In the years since, other Wall Street bankers and CEOs have cowered as the public backlash against bankers and their bonuses has grown. But Dimon, who made $23 million last year, according to an Associated Press calculation, used his stature to become the most outspoken banking CEO.
He attacked any obstacle that came in his way or his company's - especially regulations aimed at stopping banks from taking the kinds of risks that precipitated the financial crisis. Dimon viewed them as impediments to the bank's ability to make a profit.
He did not even spare the Federal Reserve chairman, Ben Bernanke, or one of his iconic predecessors, Paul Volcker. At times, his outspokenness took on a swagger that raised eyebrows.
At a public forum last year, Dimon pointedly challenged Bernanke to defend his regulatory drive, which he said was going to slow down the U.S. economic recovery.
Earlier this year, Dimon said in a Fox Business Network interview: "Paul Volcker, by his own admission, has said he doesn't understand capital markets. ... He has proven that to me."
One of the most respected Fed chiefs, Volcker has championed a law that restricts banks from trading with their own money.
Since Thursday, Dimon has contended the trades in question were meant to manage the bank's financial risk, not turn a profit, and thus would not be subject to the so-called Volcker rule.
Outside analysts have been more skeptical, and the mistake has breathed energy into the push to toughen financial regulations. Dimon did say that he should have been paying closer attention.
"We know we were sloppy. We know we were stupid.

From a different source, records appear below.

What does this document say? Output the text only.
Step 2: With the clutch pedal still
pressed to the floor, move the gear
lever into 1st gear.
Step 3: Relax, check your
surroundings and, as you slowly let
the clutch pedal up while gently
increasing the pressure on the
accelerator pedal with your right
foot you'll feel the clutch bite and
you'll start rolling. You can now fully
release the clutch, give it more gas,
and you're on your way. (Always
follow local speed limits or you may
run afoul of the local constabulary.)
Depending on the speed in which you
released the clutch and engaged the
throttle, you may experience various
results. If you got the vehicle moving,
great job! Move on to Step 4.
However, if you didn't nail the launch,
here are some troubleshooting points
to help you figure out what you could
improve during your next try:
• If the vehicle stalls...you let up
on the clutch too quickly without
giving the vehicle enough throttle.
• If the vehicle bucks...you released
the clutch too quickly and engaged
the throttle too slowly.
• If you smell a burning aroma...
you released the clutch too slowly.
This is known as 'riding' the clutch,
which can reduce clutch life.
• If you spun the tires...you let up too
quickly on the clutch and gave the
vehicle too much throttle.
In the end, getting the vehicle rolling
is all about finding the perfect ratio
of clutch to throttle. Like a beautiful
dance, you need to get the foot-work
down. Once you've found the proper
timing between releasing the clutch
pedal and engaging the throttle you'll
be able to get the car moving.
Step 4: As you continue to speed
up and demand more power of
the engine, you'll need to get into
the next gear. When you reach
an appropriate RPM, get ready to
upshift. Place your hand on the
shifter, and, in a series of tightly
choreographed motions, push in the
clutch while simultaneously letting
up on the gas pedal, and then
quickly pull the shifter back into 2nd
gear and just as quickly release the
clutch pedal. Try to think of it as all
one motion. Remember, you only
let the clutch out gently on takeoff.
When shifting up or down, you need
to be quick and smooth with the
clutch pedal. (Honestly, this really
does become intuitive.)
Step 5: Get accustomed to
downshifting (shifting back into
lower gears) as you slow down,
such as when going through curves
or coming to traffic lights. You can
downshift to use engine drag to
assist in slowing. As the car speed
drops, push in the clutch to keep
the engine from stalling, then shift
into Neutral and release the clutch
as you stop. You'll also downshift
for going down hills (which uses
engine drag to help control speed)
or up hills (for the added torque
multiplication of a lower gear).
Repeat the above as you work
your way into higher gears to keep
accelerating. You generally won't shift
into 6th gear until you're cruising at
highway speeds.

We know there was bad judgment," he told NBC News on Friday in an interview to air Sunday on "Meet the Press."
He said he did not know whether laws had been broken and invited regulators to look into the matter. "But we intend to fix it and learn from it and be a better company when it's done," he added.
Most analysts gave Dimon kudos for coming clean on the trading loss, but few disagreed that his reputation had taken a severe hit.
Said Nancy Bush, longtime bank analyst at NAB research, and contributing editor at SNL Financial: "Jamie certainly cannot be standard-bearer for the banking industry anymore."